Parsing of unstructured documents to create data that can be stored in a structured form is a well established technique. However no parser is perfect and therefore essential data may still be embedded within a document that the parser has failed to discover.
Parsers are typically used to identify entities of specific types occurring within documents. An example of such a parser is one that extracts an entity type, such as, a person (wherein “a person” is the entity type and “John Smith” is an example of an entity), an organisation etc. using some form of rule.
For example a rule that specifies “at least a first and second word beginning with a capital letter followed by “lives in a house”” can be used to identify a name associated with a person entity in a particular document e.g. John Smith lives in a house. Note that simply searching for keywords (e.g. John Smith) is not satisfactory, since the keywords will not find any other person entity in the document (e.g. Joe Bloggs).
However, the same rule will not identify the same name in another context elsewhere in the same document or in another document. For example wherein the context is “is a scientist”—i.e. John Smith is a scientist. Thus, another rule is required to identify the entity in this context.

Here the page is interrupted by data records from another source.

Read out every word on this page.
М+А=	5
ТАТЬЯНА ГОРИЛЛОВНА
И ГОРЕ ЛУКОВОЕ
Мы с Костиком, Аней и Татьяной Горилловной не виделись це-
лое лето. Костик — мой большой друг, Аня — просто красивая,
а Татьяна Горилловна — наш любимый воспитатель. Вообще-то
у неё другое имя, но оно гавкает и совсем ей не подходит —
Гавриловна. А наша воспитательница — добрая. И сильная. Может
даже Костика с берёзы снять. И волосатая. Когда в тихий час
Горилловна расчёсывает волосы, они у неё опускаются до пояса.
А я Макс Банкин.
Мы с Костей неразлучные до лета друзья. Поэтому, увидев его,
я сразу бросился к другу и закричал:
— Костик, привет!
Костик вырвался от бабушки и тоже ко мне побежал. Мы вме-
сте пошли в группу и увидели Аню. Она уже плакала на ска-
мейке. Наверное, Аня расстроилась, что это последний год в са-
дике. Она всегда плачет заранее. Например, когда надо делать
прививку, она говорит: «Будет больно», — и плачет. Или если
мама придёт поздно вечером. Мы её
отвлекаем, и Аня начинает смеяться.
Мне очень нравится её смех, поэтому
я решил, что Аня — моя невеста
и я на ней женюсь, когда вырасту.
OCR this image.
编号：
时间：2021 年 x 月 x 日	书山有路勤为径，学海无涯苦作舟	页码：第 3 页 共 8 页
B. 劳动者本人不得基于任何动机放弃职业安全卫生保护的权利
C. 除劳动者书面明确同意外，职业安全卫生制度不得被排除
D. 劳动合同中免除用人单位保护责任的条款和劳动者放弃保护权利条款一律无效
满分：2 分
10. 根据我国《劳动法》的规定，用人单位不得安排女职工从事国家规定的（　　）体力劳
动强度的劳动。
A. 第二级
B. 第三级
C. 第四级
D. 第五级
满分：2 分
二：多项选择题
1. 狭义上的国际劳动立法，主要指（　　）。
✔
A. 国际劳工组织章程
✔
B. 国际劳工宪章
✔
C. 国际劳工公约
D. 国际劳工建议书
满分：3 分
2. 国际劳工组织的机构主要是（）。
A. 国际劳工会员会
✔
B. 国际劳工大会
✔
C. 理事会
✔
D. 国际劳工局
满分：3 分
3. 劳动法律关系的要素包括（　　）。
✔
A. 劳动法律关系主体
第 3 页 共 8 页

A prior art solution to this problem is to provide for manual identification of missed entities and then to update a rule set with a rule that can find the missed entity. Disadvantageously, this is an overhead and also, a user undertaking manual identification can make errors by creating a rule that incorrectly identifies an entity (e.g. an entity of an entity type person is identified as an entity type of organisation).
Another prior art solution is to use a database of known entities (e.g. a database of known names) to identify an entity in a document. However, disadvantageously, creating a database of known entities is a very laborious task and needs continual maintenance (e.g. for updates, deletion etc.).